If party organizations are “increasingly irrelevant,” as the Santa Rosa Press Democrat claimed in its November 19th editorial, “Party Favors,” traditional print publications such as the PD are becoming irrelevant even faster. They are a dying breed, and the Press Democrat’s lashing out at the Sonoma County Democratic Party is symptomatic of the death throes.
There are a lot of things that are flat out wrong about the PD’s editorial, which is unsurprising, since I have never seen a member of their editorial staff at a single meeting of the Central Committee or any of its standing committees. My committee, for instance, hosted a public forum on local water issues a few months ago. Was the PD there? Does the PD care?
Anyone can have an opinion, but the public has a right to expect from the press or anyone else who claims the mantle of opinion leader that the opinion expressed is an informed one. Sadly, the PD’s November 19th editorial was an exposition of opinionated ignorance.
The Central Committee did not “want to censure Democratic Sen. Dianne Feinstein,” we did censure her. Yet, we took no pleasure in it. Our purpose was to send a signal to Sen. Feinstein to make a left turn at the next intersection. It worked. California Democratic Party chair Art Torres spoke to her regarding the mood of the party, and the Senator immediately voted to remove from a federal bill a provision granting huge telecom companies retroactive immunity from prosecution for wiretapping Americans, despite having previously expressed her support for the provision.
Our purpose is not to drive the senator out of the party, but to call her back into the fold. The PD mistakes dissent for disloyalty. I suppose the theory is that you’re either with the PD or you’re for the terrorists.
The idea that “these liberals,” whoever the PD is talking about, are waiting for Ralph Nader to be appointed attorney general, is so brain-damaged that to fully comment on it would probably put me in violation of the Americans with Disabilities Act. As a disabled person who has benefited from the Act, I ought not to do that.
Actually, “if you want to know why mainstream voters have stopped paying attention to the proclamations of local party organizations,” the PD is a good place to start. It distorts the facts, because it doesn’t bother to go out and get the facts. It tells its readership these “just so” stories in the hope of creating a self-fulfilling prophesy, or perhaps because it doesn’t have the intellectual wherewithal to comprehend and competently report the real complexities of politics. This is not providing any sort of public service; rather, it is the dumbing-down of reportage that is contributing to the destruction of democracy in pursuit of selling copy and making a fat, lazy profit.
The local Democratic and Republican party organizations are competing in the marketplace of ideas for your vote. That’s their job. Campaigning is partisan; however, governing is bipartisan. Voters don’t often see that, because most voters just go to the polls and they participate in the “government of the people” in no other way. Unsurprisingly, they see nothing but the ugly clash of the campaign and nothing of the artful choreography of compromise. This is where the real work of the people gets done, and it is performed by people of good conscience on both sides of the aisle, and at all levels, from the local party to Washington, DC.

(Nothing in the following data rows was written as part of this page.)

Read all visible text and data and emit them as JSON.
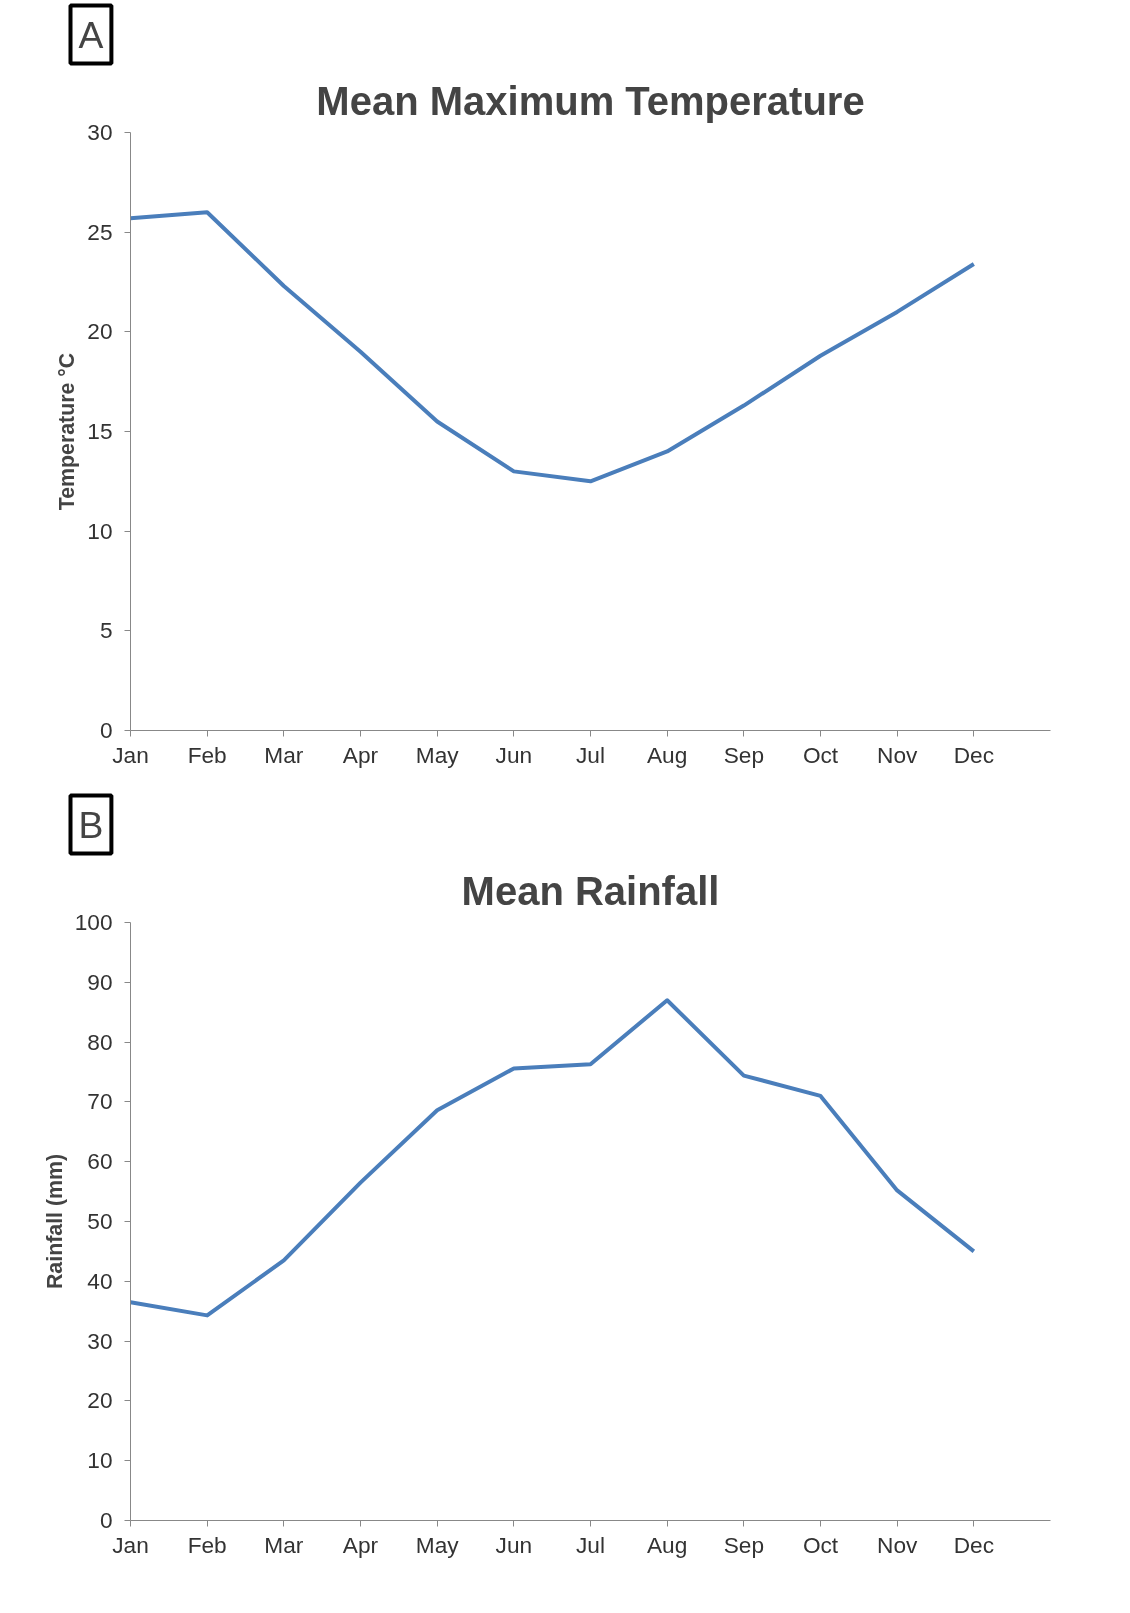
{
  "chart_data": [
    {
      "type": "line",
      "title": "Mean Maximum Temperature",
      "ylabel": "Temperature °C",
      "annotations": [
        "A"
      ],
      "categories": [
        "Jan",
        "Feb",
        "Mar",
        "Apr",
        "May",
        "Jun",
        "Jul",
        "Aug",
        "Sep",
        "Oct",
        "Nov",
        "Dec"
      ],
      "series": [
        {
          "color": "#4a7ebb",
          "values": [
            25.7,
            26.0,
            22.3,
            19.0,
            15.5,
            13.0,
            12.5,
            14.0,
            16.3,
            18.8,
            21.0,
            23.4
          ]
        }
      ],
      "ylim": [
        0,
        30
      ],
      "yticks": [
        0,
        5,
        10,
        15,
        20,
        25,
        30
      ],
      "grid": false,
      "marker": "none",
      "line_style": "solid"
    },
    {
      "type": "line",
      "title": "Mean Rainfall",
      "ylabel": "Rainfall (mm)",
      "annotations": [
        "B"
      ],
      "categories": [
        "Jan",
        "Feb",
        "Mar",
        "Apr",
        "May",
        "Jun",
        "Jul",
        "Aug",
        "Sep",
        "Oct",
        "Nov",
        "Dec"
      ],
      "series": [
        {
          "color": "#4a7ebb",
          "values": [
            36.5,
            34.3,
            43.5,
            56.5,
            68.6,
            75.6,
            76.3,
            87.0,
            74.4,
            71.0,
            55.2,
            45.0
          ]
        }
      ],
      "ylim": [
        0,
        100
      ],
      "yticks": [
        0,
        10,
        20,
        30,
        40,
        50,
        60,
        70,
        80,
        90,
        100
      ],
      "grid": false,
      "marker": "none",
      "line_style": "solid"
    }
  ]
}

I have visited, and I have been warmly welcomed by, the Sonoma County Republican Party. I count among my best political friends and allies not only Art Torres, but former Republican National Committee chair Bill Brock, as I relate in my upcoming book on the presidential primary process. The members of the local party central committees have more in common with each other than with those who sit at home and wish a pox on both our houses. Our labor, our industry, our energy, powers the engine of democracy.

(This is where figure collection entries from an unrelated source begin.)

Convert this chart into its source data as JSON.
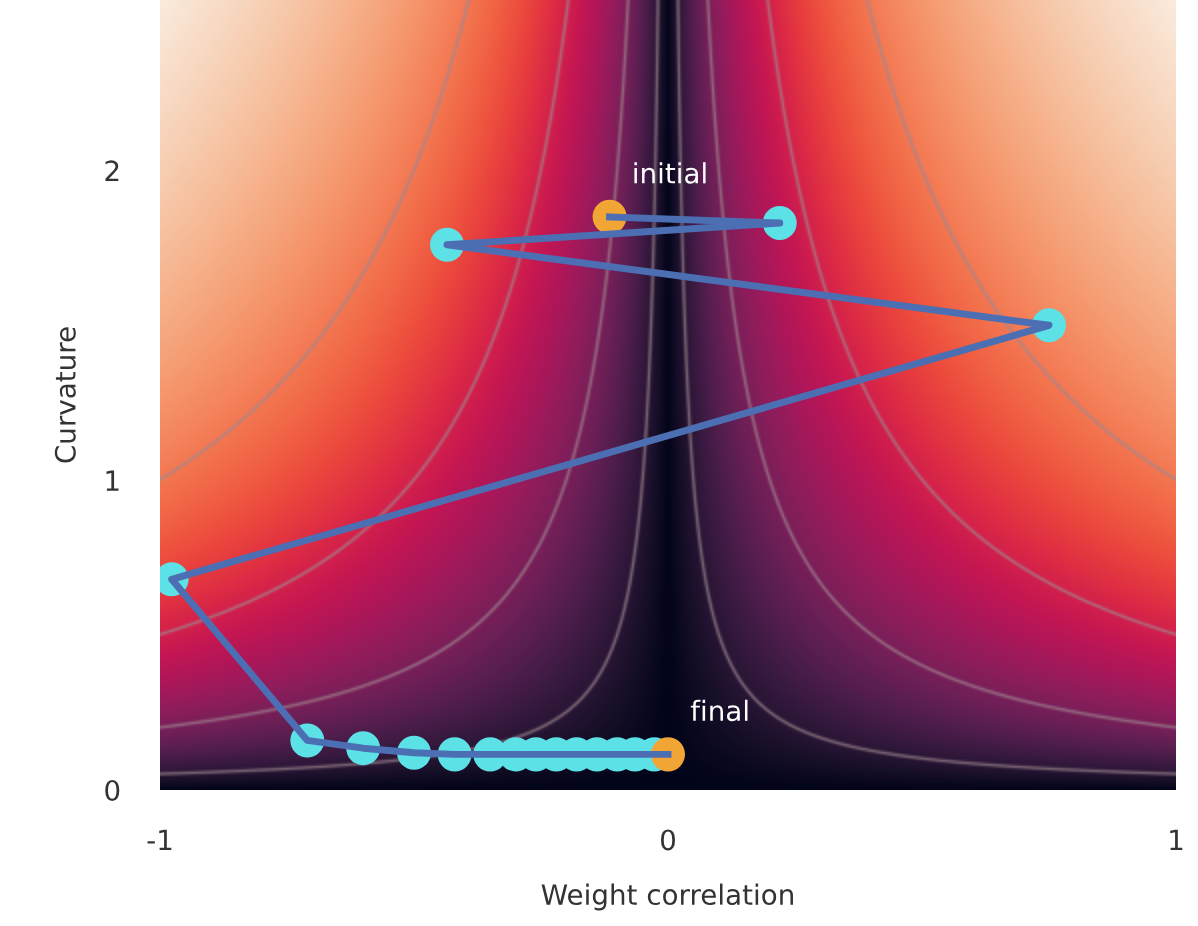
{
  "chart_data": {
    "type": "line",
    "xlabel": "Weight correlation",
    "ylabel": "Curvature",
    "xlim": [
      -1,
      1
    ],
    "ylim": [
      0,
      2.55
    ],
    "xticks": [
      -1,
      0,
      1
    ],
    "yticks": [
      0,
      1,
      2
    ],
    "grid": false,
    "series": [
      {
        "type": "scatter",
        "color": "#5ce1e6",
        "x": [
          0.22,
          -0.435,
          0.75,
          -0.977,
          -0.71,
          -0.6,
          -0.5,
          -0.42,
          -0.35,
          -0.3,
          -0.26,
          -0.22,
          -0.18,
          -0.14,
          -0.1,
          -0.065,
          -0.027
        ],
        "values": [
          1.83,
          1.76,
          1.5,
          0.68,
          0.16,
          0.135,
          0.12,
          0.115,
          0.115,
          0.115,
          0.115,
          0.115,
          0.115,
          0.115,
          0.115,
          0.115,
          0.115
        ]
      },
      {
        "type": "scatter",
        "color": "#f0a535",
        "x": [
          -0.115,
          0
        ],
        "values": [
          1.85,
          0.115
        ]
      },
      {
        "color": "#4c6fb4",
        "x": [
          -0.115,
          0.22,
          -0.435,
          0.75,
          -0.977,
          -0.71,
          -0.6,
          -0.5,
          -0.42,
          -0.35,
          -0.3,
          -0.26,
          -0.22,
          -0.18,
          -0.14,
          -0.1,
          -0.065,
          -0.027,
          0
        ],
        "values": [
          1.85,
          1.83,
          1.76,
          1.5,
          0.68,
          0.16,
          0.135,
          0.12,
          0.115,
          0.115,
          0.115,
          0.115,
          0.115,
          0.115,
          0.115,
          0.115,
          0.115,
          0.115,
          0.115
        ]
      }
    ],
    "annotations": [
      {
        "text": "initial",
        "x": -0.115,
        "y": 1.85
      },
      {
        "text": "final",
        "x": 0,
        "y": 0.115
      }
    ]
  }
}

Everything in this op-ed is my opinion, and I am not speaking for the Sonoma County Democratic Party, although I am a member of the Central Committee and I chair its Issues and Legislation Committee.
Thomas Gangale is an aerospace engineer and a former Air Force officer. He is currently the executive director at OPS-Alaska, a think tank based in Petaluma, where he manages projects in political science and international relations. He is the author of From the Primaries to the Polls: How to Repair America’s Broken Presidential Nomination Process, published by Praeger.